An example of this statement can be found in the black eye received by FEMA from it’s response to the 2005 Hurricane Katrina. Over the course of the weeks following the hurricane landing of the coast of Louisiana, FEMA director and chiefs failed to communicate with the scores of private and local governmental agencies who stood idly by waiting for permission to bring in needed supplies and evacuate the mounting number of desperate, homeless refugees. Regardless of the plans in place, and the epic disaster at hand, our government failed to execute relief on even the most basic levels. (Homeland Security, 2006)
In the face of natural and man made disaster, perhaps our greatest strength lies in our resiliency as a nation and the kindness of strangers. Time and time again, stories of recovery efforts are threaded with the efforts of grass roots relief.
Churches, humanitarian groups and individuals come. Like the stream of doctors and nurses seen walking to the World Trade Centers on September 11, 2001, these men and women rebuild cities and lives. Many times the smaller groups meet needs and aid in survival where larger governmental agencies fail to even see the outstretched hand.
On a personal basis, I have a business client whose entire business portfolio lies in the tornado stricken city of Tuscaloosa, AL. Suffering a complete loss to one of his business locations, the loss of 8 rental homes and the death of tenants, I listened intently to his recount of that terrible week. As I listened, I thanked God to live in a place such as Oregon, mild in weather and climate.
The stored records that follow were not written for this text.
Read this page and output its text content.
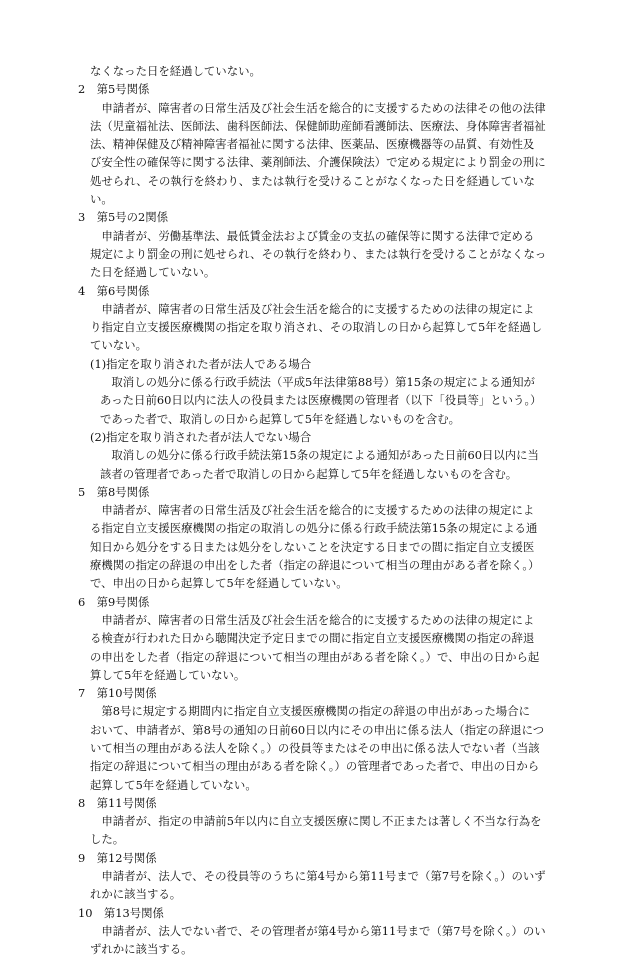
なくなった日を経過していない。
2　第5号関係
　申請者が、障害者の日常生活及び社会生活を総合的に支援するための法律その他の法律
法（児童福祉法、医師法、歯科医師法、保健師助産師看護師法、医療法、身体障害者福祉
法、精神保健及び精神障害者福祉に関する法律、医薬品、医療機器等の品質、有効性及
び安全性の確保等に関する法律、薬剤師法、介護保険法）で定める規定により罰金の刑に
処せられ、その執行を終わり、または執行を受けることがなくなった日を経過していな
い。
3　第5号の2関係
　申請者が、労働基準法、最低賃金法および賃金の支払の確保等に関する法律で定める
規定により罰金の刑に処せられ、その執行を終わり、または執行を受けることがなくなっ
た日を経過していない。
4　第6号関係
　申請者が、障害者の日常生活及び社会生活を総合的に支援するための法律の規定によ
り指定自立支援医療機関の指定を取り消され、その取消しの日から起算して5年を経過し
ていない。
(1)指定を取り消された者が法人である場合
　取消しの処分に係る行政手続法（平成5年法律第88号）第15条の規定による通知が
あった日前60日以内に法人の役員または医療機関の管理者（以下「役員等」という。）
であった者で、取消しの日から起算して5年を経過しないものを含む。
(2)指定を取り消された者が法人でない場合
　取消しの処分に係る行政手続法第15条の規定による通知があった日前60日以内に当
該者の管理者であった者で取消しの日から起算して5年を経過しないものを含む。
5　第8号関係
　申請者が、障害者の日常生活及び社会生活を総合的に支援するための法律の規定によ
る指定自立支援医療機関の指定の取消しの処分に係る行政手続法第15条の規定による通
知日から処分をする日または処分をしないことを決定する日までの間に指定自立支援医
療機関の指定の辞退の申出をした者（指定の辞退について相当の理由がある者を除く。）
で、申出の日から起算して5年を経過していない。
6　第9号関係
　申請者が、障害者の日常生活及び社会生活を総合的に支援するための法律の規定によ
る検査が行われた日から聴聞決定予定日までの間に指定自立支援医療機関の指定の辞退
の申出をした者（指定の辞退について相当の理由がある者を除く。）で、申出の日から起
算して5年を経過していない。
7　第10号関係
　第8号に規定する期間内に指定自立支援医療機関の指定の辞退の申出があった場合に
おいて、申請者が、第8号の通知の日前60日以内にその申出に係る法人（指定の辞退につ
いて相当の理由がある法人を除く。）の役員等またはその申出に係る法人でない者（当該
指定の辞退について相当の理由がある者を除く。）の管理者であった者で、申出の日から
起算して5年を経過していない。
8　第11号関係
　申請者が、指定の申請前5年以内に自立支援医療に関し不正または著しく不当な行為を
した。
9　第12号関係
　申請者が、法人で、その役員等のうちに第4号から第11号まで（第7号を除く。）のいず
れかに該当する。
10　第13号関係
　申請者が、法人でない者で、その管理者が第4号から第11号まで（第7号を除く。）のい
ずれかに該当する。
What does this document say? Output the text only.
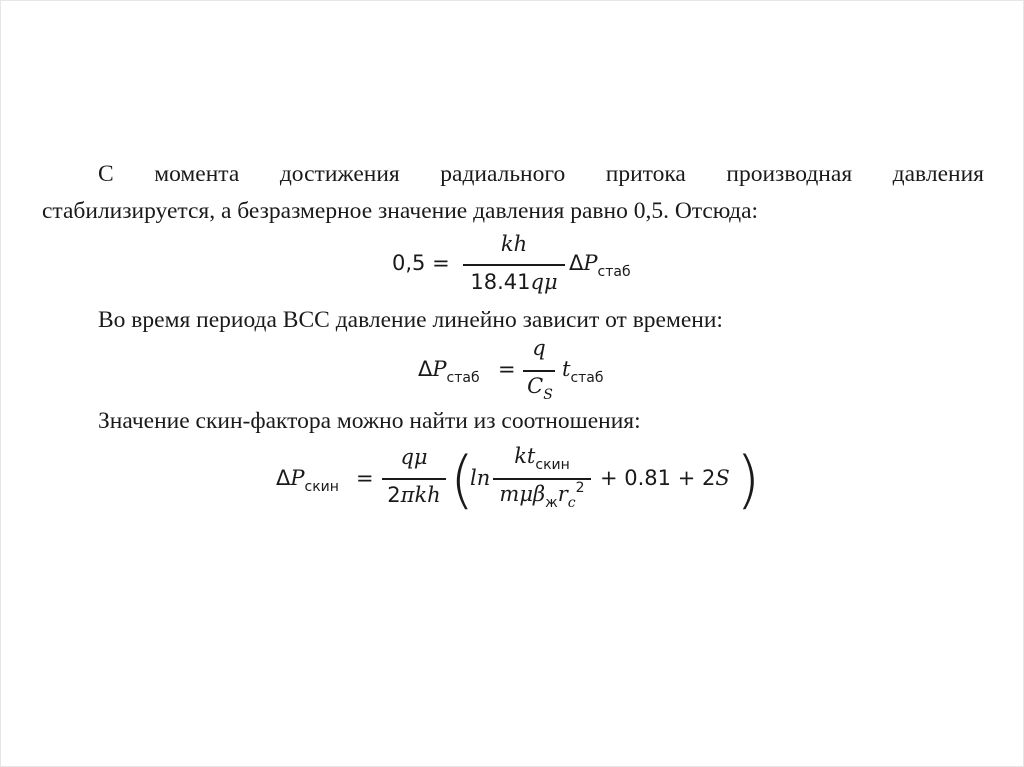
С момента достижения радиального притока производная давления
стабилизируется, а безразмерное значение давления равно 0,5. Отсюда:
0,5 =
kh
18.41qμ
$\Delta P_{стаб}$
Во время периода ВСС давление линейно зависит от времени:
$\Delta P_{стаб}$ =
q
$C_S$
$t_{стаб}$
Значение скин-фактора можно найти из соотношения:
$\Delta P_{скин}$ =
qμ
2πkh (
ln
$kt_{скин}$
$m\mu\beta_жr_c^2 + 0.81 + 2S$ )
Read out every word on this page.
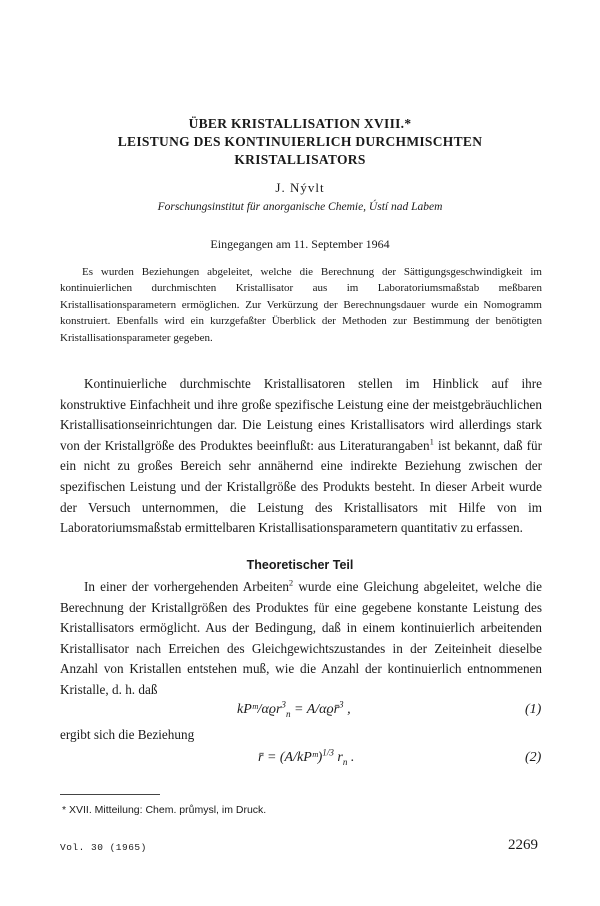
ÜBER KRISTALLISATION XVIII.*
LEISTUNG DES KONTINUIERLICH DURCHMISCHTEN
KRISTALLISATORS
J. Nývlt
Forschungsinstitut für anorganische Chemie, Ústí nad Labem
Eingegangen am 11. September 1964

Es wurden Beziehungen abgeleitet, welche die Berechnung der Sättigungsgeschwindigkeit im kontinuierlichen durchmischten Kristallisator aus im Laboratoriumsmaßstab meßbaren Kristallisationsparametern ermöglichen. Zur Verkürzung der Berechnungsdauer wurde ein Nomogramm konstruiert. Ebenfalls wird ein kurzgefaßter Überblick der Methoden zur Bestimmung der benötigten Kristallisationsparameter gegeben.

Kontinuierliche durchmischte Kristallisatoren stellen im Hinblick auf ihre konstruktive Einfachheit und ihre große spezifische Leistung eine der meistgebräuchlichen Kristallisationseinrichtungen dar. Die Leistung eines Kristallisators wird allerdings stark von der Kristallgröße des Produktes beeinflußt: aus Literaturangaben$^1$ ist bekannt, daß für ein nicht zu großes Bereich sehr annähernd eine indirekte Beziehung zwischen der spezifischen Leistung und der Kristallgröße des Produkts besteht. In dieser Arbeit wurde der Versuch unternommen, die Leistung des Kristallisators mit Hilfe von im Laboratoriumsmaßstab ermittelbaren Kristallisationsparametern quantitativ zu erfassen.

Theoretischer Teil

In einer der vorhergehenden Arbeiten$^2$ wurde eine Gleichung abgeleitet, welche die Berechnung der Kristallgrößen des Produktes für eine gegebene konstante Leistung des Kristallisators ermöglicht. Aus der Bedingung, daß in einem kontinuierlich arbeitenden Kristallisator nach Erreichen des Gleichgewichtszustandes in der Zeiteinheit dieselbe Anzahl von Kristallen entstehen muß, wie die Anzahl der kontinuierlich entnommenen Kristalle, d. h. daß

kPᵐ/αϱr$^3_n$ = A/αϱr̄$^3$ ,	(1)
ergibt sich die Beziehung
r̄ = (A/kPᵐ)$^{1/3}$ $r_n$ .	(2)
* XVII. Mitteilung: Chem. průmysl, im Druck.
Vol. 30 (1965)	2269
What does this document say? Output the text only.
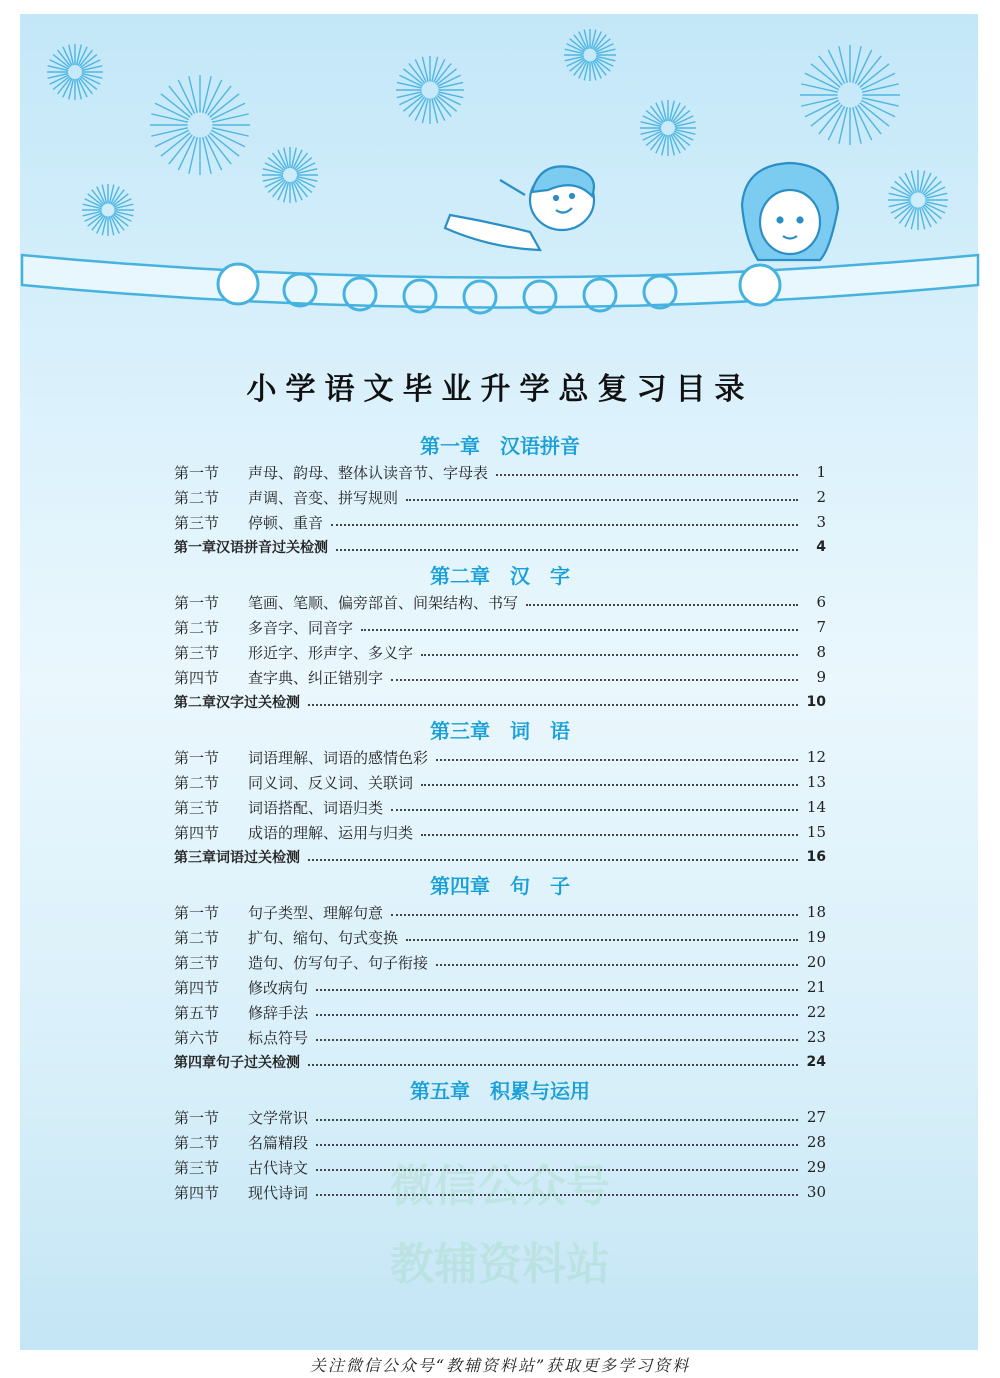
小学语文毕业升学总复习目录
第一章　汉语拼音
第一节	声母、韵母、整体认读音节、字母表	1
第二节	声调、音变、拼写规则	2
第三节	停顿、重音	3
第一章汉语拼音过关检测	4
第二章　汉　字
第一节	笔画、笔顺、偏旁部首、间架结构、书写	6
第二节	多音字、同音字	7
第三节	形近字、形声字、多义字	8
第四节	查字典、纠正错别字	9
第二章汉字过关检测	10
第三章　词　语
第一节	词语理解、词语的感情色彩	12
第二节	同义词、反义词、关联词	13
第三节	词语搭配、词语归类	14
第四节	成语的理解、运用与归类	15
第三章词语过关检测	16
第四章　句　子
第一节	句子类型、理解句意	18
第二节	扩句、缩句、句式变换	19
第三节	造句、仿写句子、句子衔接	20
第四节	修改病句	21
第五节	修辞手法	22
第六节	标点符号	23
第四章句子过关检测	24
第五章　积累与运用
第一节	文学常识	27
第二节	名篇精段	28
第三节	古代诗文	29
第四节	现代诗词	30
微信公众号
教辅资料站
关注微信公众号“教辅资料站”获取更多学习资料
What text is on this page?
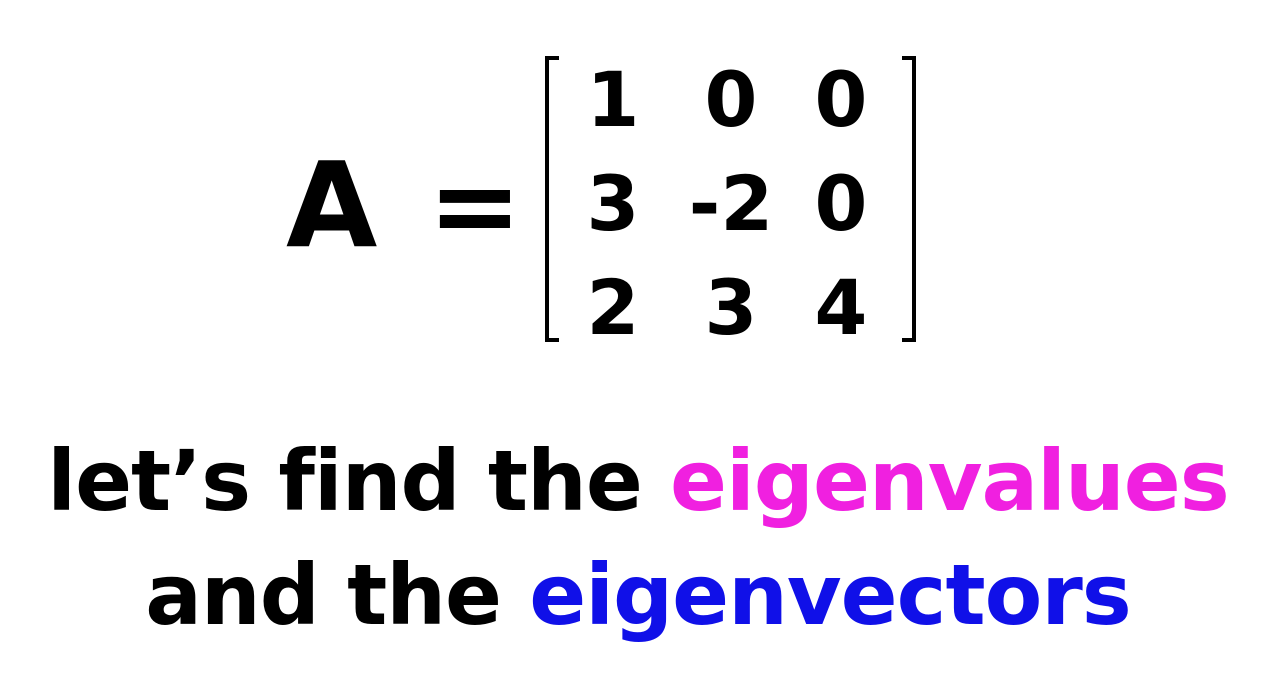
A =
1 0 0
3 -2 0
2 3 4
let’s find the eigenvalues
and the eigenvectors
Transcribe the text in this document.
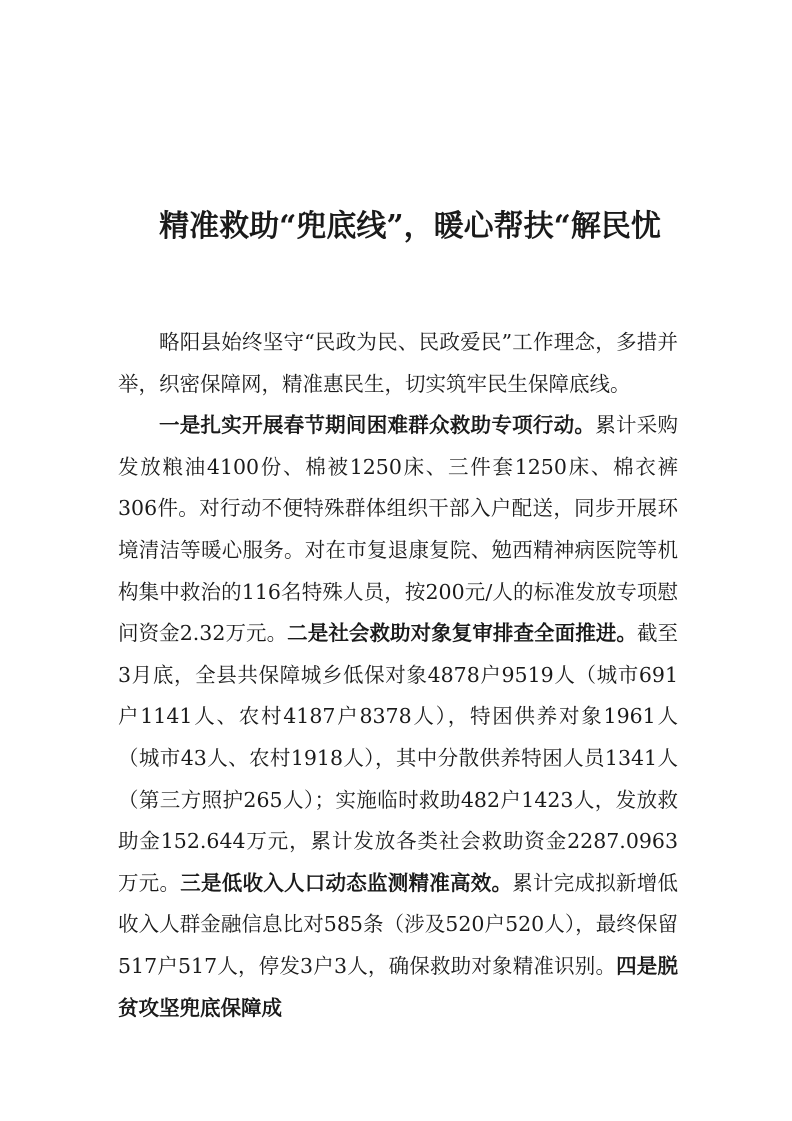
精准救助“兜底线”，暖心帮扶“解民忧

略阳县始终坚守“民政为民、民政爱民”工作理念，多措并举，织密保障网，精准惠民生，切实筑牢民生保障底线。

一是扎实开展春节期间困难群众救助专项行动。累计采购发放粮油4100份、棉被1250床、三件套1250床、棉衣裤306件。对行动不便特殊群体组织干部入户配送，同步开展环境清洁等暖心服务。对在市复退康复院、勉西精神病医院等机构集中救治的116名特殊人员，按200元/人的标准发放专项慰问资金2.32万元。二是社会救助对象复审排查全面推进。截至3月底，全县共保障城乡低保对象4878户9519人（城市691户1141人、农村4187户8378人），特困供养对象1961人（城市43人、农村1918人），其中分散供养特困人员1341人（第三方照护265人）；实施临时救助482户1423人，发放救助金152.644万元，累计发放各类社会救助资金2287.0963万元。三是低收入人口动态监测精准高效。累计完成拟新增低收入人群金融信息比对585条（涉及520户520人），最终保留517户517人，停发3户3人，确保救助对象精准识别。四是脱贫攻坚兜底保障成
While I have not taken part in weather related natural disasters, I do actively participate in what I consider to be one our greatest man made disasters, that being the epic proportion of substance addicted people, young and old. While this topic may not seem on the surface to rival such things as fishing boats left in the middle of the highway, or a town flattened, it certainly does leave wreckage and havoc at every turn in its path.
Again, where the federal and local governments have failed, small numbers of groups and individuals intervene in the face of need.
Clearly, disaster comes in all forms and there are no race or age lines drawn in those affected. We cannot stop all of the pain and suffering that has, or ever will happen from these problems. But, one individual at a time, we can make a difference.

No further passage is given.